His most interesting exploits took place in Milwaukee during the 1850 decade. 

 

            A run away slave from Missouri, with some noticeable Caucasian heritage,  named Joshua Glover had found employment at a mill in Racine, Wisconsin. Racine had a station on the Under ground  Railway.  An acquaintance of Glover snitched on him to the Federal authorities.  Using the 1893 the Fugitive Slave Act, as amended in 1850, his owner and two Federal  Marshalls showed up at Joshua’s shack March 1854.  They clubbed  and handcuffed Joshua, then hauled him off bleeding to the Milwaukee  jail twenty-five miles away.

 

            Sherman Miller Booth and his now named The Free Democrat saw a chance for action.   A concatenation of events from National fame though disaster to a presidential pardon became Booth‘s story..  A local judge issued a Writ of Habeas Corpus for Glover, which the marshals ignored.  Shortly, about a hundred men from Racine took a ship to Milwaukee.  The crowd picked up as the new comers marched toward jail in which Glover lay.  A myth arose that Booth rode a white horse on the Milwaukee streets shouting “Freemen to the rescue.“  Although active, he was not that flamboyant.
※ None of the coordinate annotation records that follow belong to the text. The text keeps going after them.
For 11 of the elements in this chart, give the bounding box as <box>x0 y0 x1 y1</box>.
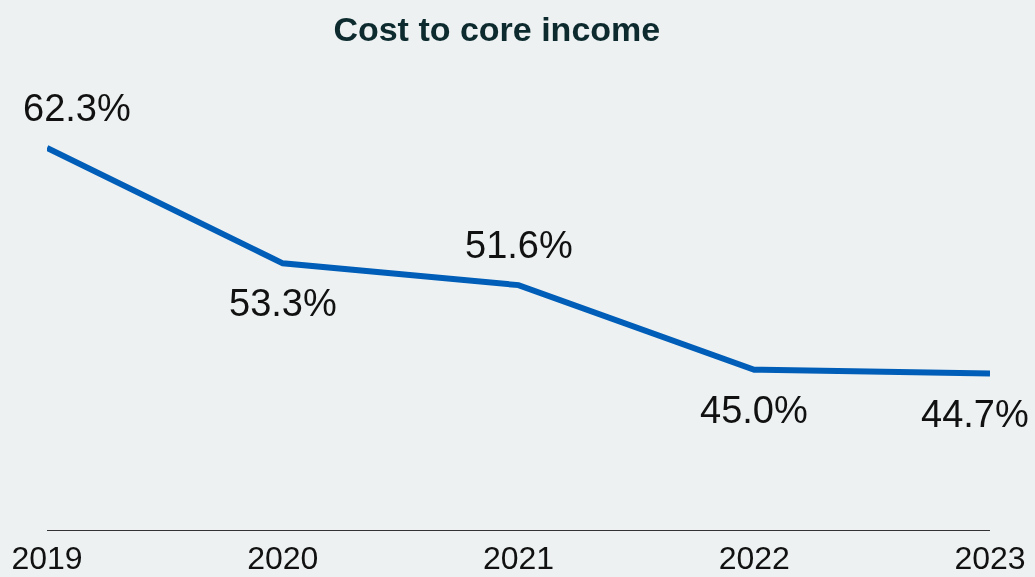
x-tick-label: 2021 <box>482 540 555 577</box>
data-label: 53.3% <box>229 282 337 324</box>
data-label: 45.0% <box>700 389 808 431</box>
data-label: 44.7% <box>921 393 1029 435</box>
data-label: 62.3% <box>23 87 131 129</box>
x-tick-label: 2019 <box>11 540 83 577</box>
chart-title: Cost to core income <box>333 10 661 49</box>
data-label: 51.6% <box>465 224 573 266</box>
x-tick-label: 2023 <box>954 540 1026 577</box>
x-tick-label: 2020 <box>247 540 319 577</box>
x-tick-label: 2022 <box>718 540 790 577</box>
The mob sprung Glover.   He went to Canada.  Booth went to jail.

 

Sherman Miller Booth                                                

 

 

Joshua Glover

 

 

 

            Pictures and much of the information came from an 1898  work LEADING EVENTS OF WISCONSINS HISTORY by Henry E. Legler.

 

            Booth asked and received a writ of Habeas Corpus from the Wisconsin Supreme Court.  It declared the Fugitive Slave Act unconstitutional.  The United States Supreme Court reversed the State Court decision.  One reference claimed the Freedom Men then sprung Booth.  This looks like another pretty myth.  Instead, he spent one month in the county jail, paid a $1000 fine and costs. 

 

            Piling it on, B.S. Garland sued and received another $1000 for the loss of the slave.  Although Booth became nationally known, he  went into bankruptcy.  Thenceforth, he moved to Chicago.  On his last day in office, President Buchanan pardoned him.  In thirteen years he suffered nineteen trials, twice fined, jailed three times and spent $35,000 on his defense.  Such were the wages of social protest.

 

            Sherman, the patriarch, had three families.  He first married  Margret Tufts.  She and their three offspring died young.  The second wife Mary Corss had three daughters.  One died very young, the other two became estranged from their father making up just seven years before his death. They moved to his Wisconsin farm. The third wife Augusta A. Smith  gave him five more.  This last group included Alice LeDoux’s grandfather Sherman Miller Booth II and Jessie Boothe, Ches Perry’s wife.  In the next generation came Alice’s father Knox Booth.  Alice’s daughter Laura LeDoux has followed her mother into Rotary as a member of the Naperville, Illinois Rotary club.